En medio de la multitud, ví salir un hombre que gritaba para llamar la atención de los oficiales, fue así como el Comandante Palomino se le acercó y lo interrogó con su imponente figura de poder, mientras el hombrecito parecía una mosca acorralada por una lagartija. Luego de unos minutos respondió ser el Líder del grupo. De inmediato la patrulla lo detuvo. Yo, anonadado por el contexto, miré a uno de mis hombres que me insistía con señas iniciar la labor. Ya eran las 11:30.

Una parte de mi “ser humano” quiso salir corriendo pero mi orgullo no me dio para tanto. Me conformé con recibir los reportes de mis colegas. De pronto, escuché como uno de ellos le decía a otro entre la bulla:- “¡qué descaro! Están pidiendo 58 millones de pesos por cada uno para irse del parque…ellos saben que el gobierno algo dará, pero nunca una cifra de esas, ¡piense no más cuánto nos ganamos!…y trabajando” ellos se echaron a reír. Algo en mí se despertó y de pronto entre las voces que pedían la presencia de funcionarios de la Acción Social, los llantos de las ancianas y los niños, las cámaras y algunos micrófonos de unos cuantos medios de comunicación que buscaban la primicia, la imagen del día, la entrevista al admirable policía, al débil desplazado, me llené de ira y di la orden del desalojo.

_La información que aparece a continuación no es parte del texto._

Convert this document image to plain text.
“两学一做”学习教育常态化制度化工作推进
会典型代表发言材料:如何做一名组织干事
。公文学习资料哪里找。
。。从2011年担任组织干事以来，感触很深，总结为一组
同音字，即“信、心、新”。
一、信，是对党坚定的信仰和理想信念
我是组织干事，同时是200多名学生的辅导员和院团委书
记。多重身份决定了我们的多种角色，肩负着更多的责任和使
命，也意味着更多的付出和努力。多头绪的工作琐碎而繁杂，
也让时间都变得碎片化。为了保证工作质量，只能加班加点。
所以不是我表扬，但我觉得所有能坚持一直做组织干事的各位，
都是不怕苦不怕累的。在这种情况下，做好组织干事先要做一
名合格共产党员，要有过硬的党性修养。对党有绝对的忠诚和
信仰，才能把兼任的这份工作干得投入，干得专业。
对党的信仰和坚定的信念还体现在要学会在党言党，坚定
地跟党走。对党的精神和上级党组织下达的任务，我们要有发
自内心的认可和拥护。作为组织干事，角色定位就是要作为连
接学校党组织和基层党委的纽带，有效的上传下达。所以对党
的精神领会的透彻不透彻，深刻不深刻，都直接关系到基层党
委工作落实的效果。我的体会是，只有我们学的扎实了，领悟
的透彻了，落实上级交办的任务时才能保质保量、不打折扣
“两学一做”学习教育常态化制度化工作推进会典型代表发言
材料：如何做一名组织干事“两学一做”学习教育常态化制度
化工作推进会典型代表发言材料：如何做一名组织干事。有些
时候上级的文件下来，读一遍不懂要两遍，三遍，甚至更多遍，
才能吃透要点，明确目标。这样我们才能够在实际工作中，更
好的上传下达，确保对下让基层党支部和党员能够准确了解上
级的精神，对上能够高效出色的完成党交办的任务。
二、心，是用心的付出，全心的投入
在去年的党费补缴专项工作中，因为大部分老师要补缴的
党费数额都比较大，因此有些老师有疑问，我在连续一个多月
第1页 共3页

-ya es hora- Anuncié, y en filas de 15 hombres rodeando el parque empezamos a avanzar paso a paso. Sudaba frío porque no sabía si el miedo que sentía era mayor que el de los desplazados que se resistían a irse sin respuesta. Di un paso más: y unos 5 hombres del grupo se reían, otro pasó: y las mujeres halaban las camisas de sus maridos en busca de una salida. Tres pasos: estaban encerrados. Los hombres hicieron cara de terror, medio paso: los niños cerraron los ojos y gritaron. Ahogado en tensión, llamé de inmediato a 15 policías mujeres para que tomaran a los pequeños y los sacaran de ese incivilizado acto. Supe mucho después que los llevaron al bienestar familiar. No puedo negar lo vulnerable que es el hombre cuando se siente acorralado, de alguna forma ellos encerrados entre nuestros escudos, armas y en su miseria, yo, ahogado entre mi papel de héroe policíaco y victimario del destino de esas personas.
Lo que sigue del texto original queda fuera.